Макс и я посмотрели друг на друга. Я пожал плечами.
— Надо было вышибить ему мозги, — сказал Макс.
— Да, — согласился я.
— Что будем делать? — спросил Фитц.
— Продолжайте вытеснять их отовсюду, — обратился я к Джимми. — Захватите все здания, какие сможете. Набирайте в союз больше людей.
— Это трудно. Они сидят без работы. У парней, которые стоят в пикетах, не хватает денег на хлеб, — сказал Джимми. — Но я постараюсь их уговорить.
Я вытащил из кармана пачку зелени. Я отсчитал ему четыре бумажки по пятьсот долларов.
— Купи своим людям немного хлеба. Если нужно будет больше, дай мне знать.

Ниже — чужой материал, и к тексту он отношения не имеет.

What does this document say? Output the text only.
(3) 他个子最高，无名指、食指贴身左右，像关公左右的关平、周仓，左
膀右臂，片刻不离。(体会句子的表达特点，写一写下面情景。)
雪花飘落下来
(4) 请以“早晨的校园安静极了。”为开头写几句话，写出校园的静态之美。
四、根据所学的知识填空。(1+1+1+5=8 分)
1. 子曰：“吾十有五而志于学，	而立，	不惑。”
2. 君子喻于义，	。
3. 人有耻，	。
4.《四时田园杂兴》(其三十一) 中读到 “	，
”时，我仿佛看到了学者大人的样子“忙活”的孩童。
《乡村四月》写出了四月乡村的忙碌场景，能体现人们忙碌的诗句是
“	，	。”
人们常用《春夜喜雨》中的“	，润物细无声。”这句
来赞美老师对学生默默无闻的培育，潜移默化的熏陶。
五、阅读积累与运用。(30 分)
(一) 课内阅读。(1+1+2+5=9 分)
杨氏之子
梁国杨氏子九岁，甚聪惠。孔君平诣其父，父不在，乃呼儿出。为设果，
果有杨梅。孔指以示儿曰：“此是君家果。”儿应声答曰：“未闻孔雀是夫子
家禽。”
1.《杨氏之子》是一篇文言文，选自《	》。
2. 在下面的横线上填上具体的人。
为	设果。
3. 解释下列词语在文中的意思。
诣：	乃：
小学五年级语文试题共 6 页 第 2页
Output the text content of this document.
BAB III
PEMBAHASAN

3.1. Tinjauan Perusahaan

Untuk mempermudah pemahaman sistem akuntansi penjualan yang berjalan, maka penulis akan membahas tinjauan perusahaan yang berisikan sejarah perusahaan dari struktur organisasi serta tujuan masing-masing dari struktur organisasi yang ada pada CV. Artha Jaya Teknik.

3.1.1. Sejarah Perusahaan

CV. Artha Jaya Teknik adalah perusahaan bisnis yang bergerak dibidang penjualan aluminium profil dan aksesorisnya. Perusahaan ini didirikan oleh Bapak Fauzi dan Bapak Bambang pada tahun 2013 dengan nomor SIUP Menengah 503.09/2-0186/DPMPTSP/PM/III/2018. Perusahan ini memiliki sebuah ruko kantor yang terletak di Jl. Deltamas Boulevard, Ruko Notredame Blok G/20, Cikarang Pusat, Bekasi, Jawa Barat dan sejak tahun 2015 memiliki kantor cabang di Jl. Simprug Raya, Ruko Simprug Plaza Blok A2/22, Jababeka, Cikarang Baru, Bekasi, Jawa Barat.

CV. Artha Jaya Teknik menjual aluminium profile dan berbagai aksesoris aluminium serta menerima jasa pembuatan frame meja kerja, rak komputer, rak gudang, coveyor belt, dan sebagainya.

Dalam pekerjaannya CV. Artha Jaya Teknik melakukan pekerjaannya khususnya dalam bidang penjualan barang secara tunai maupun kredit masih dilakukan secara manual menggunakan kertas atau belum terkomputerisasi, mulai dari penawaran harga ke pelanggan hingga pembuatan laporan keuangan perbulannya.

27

Он с недоверчивым видом взял деньги:
— Господи, да это большая сумма! Спасибо, нескольким парням как раз нужна небольшая ссуда. Вы не против?
Я спросил:
— Почему у них так плохи дела? Ведь они бастуют всего пару дней?
— Они всегда на мели, потому что им платят гроши, ответил Джим.
Я дал ему еще штуку:
— Распредели это между всеми, нам понадобятся люди. — О чем мне было волноваться? Я знал, что, занимаясь таким делом, мы получим минимум в два раза больше, чем потратим. А мои расходы потом поделим между собой. — Запишите этот адрес, ребята, на случай, если случится что-то важное. — Я дал Фитцу и Джиму адрес «У Толстяка Мо». — А мне нужны телефон и адрес вашего штаба, Фитц.
Он дал мне всю информацию.
— Ну что ж, я думаю, теперь мы можем с вами распрощаться и пойти посмотреть, что творится на улицах, — сказал Джим.
— Да, — согласился я. — И больше вам не придется возвращаться в это заведение.
— Верно. — На лице Джима в первый раз появилась улыбка.
Мы пожали друг другу руки.
Фитц и Джим ушли.
Вилли Обезьяна подошел ко мне:
— Я знаю, кто ты. Это видно по тому, как ты обращаешься с ножом.
— В самом деле?
— Да, ты тот парень, которого зовут Лапша Нож с Деланси-стрит.
— Нет, ты ошибся, парень. Меня зовут мистер Поцелуй-Меня-В-Зад с Малберри-стрит. — Я холодно посмотрел на него. — Есть еще вопросы?
— Пока нет. Я только хотел сказать, что я не такой, как Сальви. Я уважаю Синдикат и его людей.
— Значит, ты проживешь дольше, чем он. — Я кивнул на лежавшую на полу фигуру. — Ты не мог бы научить его немного своему здравому смыслу? Чтобы он уважал людей и не нарывался на неприятности?
— Нет, его ничему нельзя научить; он хуже, чем Безумный Мик. Кроме того, он сидит на игле.
Я пожал плечами:
— Это его проблемы.
— Змея никогда не прощает, — моргнув, сказал Обезьяна.
Я подошел к нему ближе:
— Он никогда не прощает? Ну и что дальше?
— Я хочу заключить сделку для него и для меня.
— Мы ни с кем не заключаем сделок, — отрубил Макси.
Но мне стало любопытно.
— Выкладывай, что у тебя на уме.
— У меня и Змеи есть три здания. Там мы даем деньги в рост и еще немного букмекерствуем — на лотереях и лошадиных скачках. Верзила из ассоциации работодателей, тот парень, который сейчас ушел, Краунинг, — он настоящий владелец этих зданий. Если профсоюз наложит на них свою руку, то верзила прикроет там наше дело.
— О каких зданиях идет речь? — спросил я.
Он назвал три больших многоэтажных дома в торговом центре.